Dublin mise sur la relance

Dublin, 09/01/2013 (Agence Europe) - Le Premier ministre irlandais, Enda Kenny, mise sur la relance de l'UE. En 2013, il souhaite passer de la réaction et de la gestion de la crise financière à la relance économique. Nous voulons être perçus comme Présidence qui œuvre pour une solution à la crise, pilote la relance, et soit un moteur de la relance. Nous allons déployer nos efforts à 110 % pour travailler « avec tous pour le bien de tous », a-t-il expliqué lors d'une conférence de presse flanqué du vice-premier ministre et du président du Conseil européen, Herman Van Rompuy. Soulignant que Dublin assume la présidence lors d'une période « chargée de défis », M. Van Rompuy a souligné que l'Irlande, malgré ses difficultés, était « un bon exemple ». « Vous avez réussi à remplir tous vos objectifs et vous êtes en train de créer un potentiel pour la croissance et la création d'emploi », a-t-il ajouté.

Directement concernée en raison de l'impact du sauvetage du secteur bancaire irlandais sur sa dette publique, l'Irlande souhaite avancer sur la mise en place du mécanisme unique de supervision bancaire, étape obligatoire pour casser le lien entre difficultés bancaires et endettement public excessif. M. Kenny a rappelé le cas particulier de l'Irlande, qui doit, selon lui, être pris en compte par l'Eurogroupe. Il a précisé que la priorité immédiate de son pays était d'avancer dans les négociations avec la BCE sur le coût du sauvetage bancaire national en vue d'alléger la dette du pays. Faisant état de discussions « techniques et complexes », il a quand même espéré les conclure rapidement, « avant mars ».

« La situation s'améliore mais il y a encore beaucoup à faire, cela veut dire aussi améliorer l'union économique et monétaire, entre autres le lancement de l'union bancaire, de rompre avec le cercle vicieux de la crise bancaire et de la dette souveraine, une nouvelle règle pour les exigences en capital CRD4… », a expliqué de son côté le président du Conseil européen, qui a précisé qu'il n'est pas pour l'instant nécessaire de changer les traités pour approfondir l'UEM. « Les quelques idées qui requièrent un changement des traités ne font pas l'objet d'un consensus pour l'instant », a-t-il expliqué.

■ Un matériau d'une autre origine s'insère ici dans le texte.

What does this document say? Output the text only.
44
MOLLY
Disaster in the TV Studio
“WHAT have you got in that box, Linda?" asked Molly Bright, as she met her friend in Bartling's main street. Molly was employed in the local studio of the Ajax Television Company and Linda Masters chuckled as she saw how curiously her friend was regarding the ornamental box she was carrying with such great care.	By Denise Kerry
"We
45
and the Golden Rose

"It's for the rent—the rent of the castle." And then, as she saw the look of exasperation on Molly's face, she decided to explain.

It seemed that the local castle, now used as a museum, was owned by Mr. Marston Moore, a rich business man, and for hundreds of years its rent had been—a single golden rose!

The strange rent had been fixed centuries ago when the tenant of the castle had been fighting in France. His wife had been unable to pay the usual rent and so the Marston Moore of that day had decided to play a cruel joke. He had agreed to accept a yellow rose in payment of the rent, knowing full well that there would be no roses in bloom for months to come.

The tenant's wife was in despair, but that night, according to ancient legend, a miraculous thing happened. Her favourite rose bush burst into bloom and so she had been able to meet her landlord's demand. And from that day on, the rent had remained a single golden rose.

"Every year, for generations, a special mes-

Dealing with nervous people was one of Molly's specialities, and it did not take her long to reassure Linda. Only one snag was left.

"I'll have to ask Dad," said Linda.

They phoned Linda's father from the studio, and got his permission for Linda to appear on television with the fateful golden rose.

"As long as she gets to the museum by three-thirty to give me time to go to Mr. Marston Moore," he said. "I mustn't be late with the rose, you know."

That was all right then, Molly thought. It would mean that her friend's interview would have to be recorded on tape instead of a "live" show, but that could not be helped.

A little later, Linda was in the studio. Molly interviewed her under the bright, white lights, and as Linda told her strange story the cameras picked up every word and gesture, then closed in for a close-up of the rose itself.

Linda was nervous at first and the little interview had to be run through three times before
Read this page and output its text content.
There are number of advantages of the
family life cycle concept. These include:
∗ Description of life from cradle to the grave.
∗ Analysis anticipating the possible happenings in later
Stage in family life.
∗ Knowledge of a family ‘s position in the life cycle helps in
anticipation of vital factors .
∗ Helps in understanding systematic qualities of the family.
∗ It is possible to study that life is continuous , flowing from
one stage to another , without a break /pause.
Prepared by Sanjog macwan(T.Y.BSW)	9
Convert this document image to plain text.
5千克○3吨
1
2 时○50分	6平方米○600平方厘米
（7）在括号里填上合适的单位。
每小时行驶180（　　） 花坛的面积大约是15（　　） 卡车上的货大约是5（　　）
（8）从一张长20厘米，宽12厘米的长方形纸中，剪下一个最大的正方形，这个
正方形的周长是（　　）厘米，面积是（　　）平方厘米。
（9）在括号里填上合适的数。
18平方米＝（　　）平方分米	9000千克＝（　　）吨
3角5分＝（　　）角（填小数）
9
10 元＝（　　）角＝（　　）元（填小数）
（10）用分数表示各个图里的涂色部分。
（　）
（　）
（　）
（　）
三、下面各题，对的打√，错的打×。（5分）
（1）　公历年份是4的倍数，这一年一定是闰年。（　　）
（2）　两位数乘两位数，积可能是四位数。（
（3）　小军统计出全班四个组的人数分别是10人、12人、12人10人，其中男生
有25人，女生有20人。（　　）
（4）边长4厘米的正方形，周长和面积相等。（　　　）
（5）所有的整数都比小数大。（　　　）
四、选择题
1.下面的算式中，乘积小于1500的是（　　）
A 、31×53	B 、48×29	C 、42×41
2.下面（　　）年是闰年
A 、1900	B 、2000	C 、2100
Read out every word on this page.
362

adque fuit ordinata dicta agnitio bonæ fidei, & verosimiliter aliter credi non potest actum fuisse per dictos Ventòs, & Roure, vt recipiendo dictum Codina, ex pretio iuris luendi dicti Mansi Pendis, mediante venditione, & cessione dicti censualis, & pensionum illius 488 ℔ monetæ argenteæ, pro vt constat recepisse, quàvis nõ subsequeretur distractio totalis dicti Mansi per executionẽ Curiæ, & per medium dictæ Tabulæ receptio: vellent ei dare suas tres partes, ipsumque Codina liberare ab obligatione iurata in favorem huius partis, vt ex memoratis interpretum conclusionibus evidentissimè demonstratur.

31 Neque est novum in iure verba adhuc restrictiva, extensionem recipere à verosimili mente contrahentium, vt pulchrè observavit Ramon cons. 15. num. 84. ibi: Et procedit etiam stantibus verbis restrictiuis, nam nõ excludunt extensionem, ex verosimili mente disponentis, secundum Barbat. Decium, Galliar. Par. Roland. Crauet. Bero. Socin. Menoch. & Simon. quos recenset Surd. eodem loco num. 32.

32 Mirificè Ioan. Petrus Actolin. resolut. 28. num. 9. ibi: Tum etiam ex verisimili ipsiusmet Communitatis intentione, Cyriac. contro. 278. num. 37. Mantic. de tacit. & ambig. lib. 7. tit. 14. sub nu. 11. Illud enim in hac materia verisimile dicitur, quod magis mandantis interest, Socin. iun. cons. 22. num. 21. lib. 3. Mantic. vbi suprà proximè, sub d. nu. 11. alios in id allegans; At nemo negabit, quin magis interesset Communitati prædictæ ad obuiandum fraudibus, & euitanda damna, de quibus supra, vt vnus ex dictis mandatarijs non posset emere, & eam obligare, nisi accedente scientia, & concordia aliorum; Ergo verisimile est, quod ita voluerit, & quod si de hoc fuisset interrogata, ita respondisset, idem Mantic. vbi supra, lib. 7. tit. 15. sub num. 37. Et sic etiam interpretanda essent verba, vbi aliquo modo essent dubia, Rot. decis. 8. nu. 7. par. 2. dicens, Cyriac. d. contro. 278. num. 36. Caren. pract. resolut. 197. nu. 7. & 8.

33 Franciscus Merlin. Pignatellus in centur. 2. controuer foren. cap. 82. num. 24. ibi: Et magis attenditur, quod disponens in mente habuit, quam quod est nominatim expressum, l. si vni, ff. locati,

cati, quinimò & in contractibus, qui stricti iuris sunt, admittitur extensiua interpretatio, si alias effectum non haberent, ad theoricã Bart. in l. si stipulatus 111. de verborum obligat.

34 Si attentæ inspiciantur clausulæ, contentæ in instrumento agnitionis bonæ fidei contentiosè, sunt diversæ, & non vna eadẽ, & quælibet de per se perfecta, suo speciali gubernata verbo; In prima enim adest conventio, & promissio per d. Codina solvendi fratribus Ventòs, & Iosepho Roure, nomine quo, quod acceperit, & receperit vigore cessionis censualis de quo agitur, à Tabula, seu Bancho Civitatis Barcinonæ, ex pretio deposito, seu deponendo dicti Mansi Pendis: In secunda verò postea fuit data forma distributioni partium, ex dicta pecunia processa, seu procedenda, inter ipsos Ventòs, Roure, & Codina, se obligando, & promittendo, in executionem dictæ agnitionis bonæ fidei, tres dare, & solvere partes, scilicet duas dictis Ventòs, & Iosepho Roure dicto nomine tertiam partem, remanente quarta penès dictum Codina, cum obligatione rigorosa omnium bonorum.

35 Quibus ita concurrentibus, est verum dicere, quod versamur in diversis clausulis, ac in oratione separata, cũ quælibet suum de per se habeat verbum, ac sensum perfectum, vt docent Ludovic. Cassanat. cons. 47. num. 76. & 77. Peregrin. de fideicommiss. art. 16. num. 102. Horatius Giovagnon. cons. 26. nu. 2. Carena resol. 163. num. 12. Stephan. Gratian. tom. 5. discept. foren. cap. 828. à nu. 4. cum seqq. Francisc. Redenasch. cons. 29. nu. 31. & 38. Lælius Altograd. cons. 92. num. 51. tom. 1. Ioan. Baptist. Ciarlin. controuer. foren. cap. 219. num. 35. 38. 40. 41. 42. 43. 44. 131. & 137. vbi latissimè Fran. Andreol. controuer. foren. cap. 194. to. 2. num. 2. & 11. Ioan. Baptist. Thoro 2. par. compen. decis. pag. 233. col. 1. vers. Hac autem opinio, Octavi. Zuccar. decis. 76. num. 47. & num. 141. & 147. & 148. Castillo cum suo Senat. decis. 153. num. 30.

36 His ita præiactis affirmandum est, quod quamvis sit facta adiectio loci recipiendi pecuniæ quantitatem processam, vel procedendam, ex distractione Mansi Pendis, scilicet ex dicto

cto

CFP. La Présidence irlandaise et M. Van Rompuy sont aussi revenus sur l'importance du cadre financier pluriannuel (CFP) 2014-2020, qui doit être décidé au printemps, idéalement en février pour le président du Conseil européen. Une fois un accord sur le CFP, obtenu au Conseil, la Présidence irlandaise devra débuter les négociations au nom des États membres avec le PE pour plus de 60 textes législatifs liés au cadre financier. « Notre rôle est complémentaire (à celui de M. Van Rompuy): obtenir un accord avec le PE puis aller de l'avant pour les textes législatifs », a expliqué le vice-premier ministre, Eamon Gilmore.

L'Irlande met aussi l'accent sur l'emploi des jeunes. 29 % des jeunes irlandais sont au chômage. « Ce qui intéresse le plus les jeunes c'est de trouver un emploi, cela doit être une priorité pour nous: avec le marché unique, le marché unique du numérique, les accords commerciaux, tout ce qui est nécessaire (pour améliorer l'emploi des jeunes », a expliqué M. Gilmore. Il a, tout comme son Premier ministre, qualifié ce fort taux de chômage des jeunes en Europe comme « inacceptable ». (CG)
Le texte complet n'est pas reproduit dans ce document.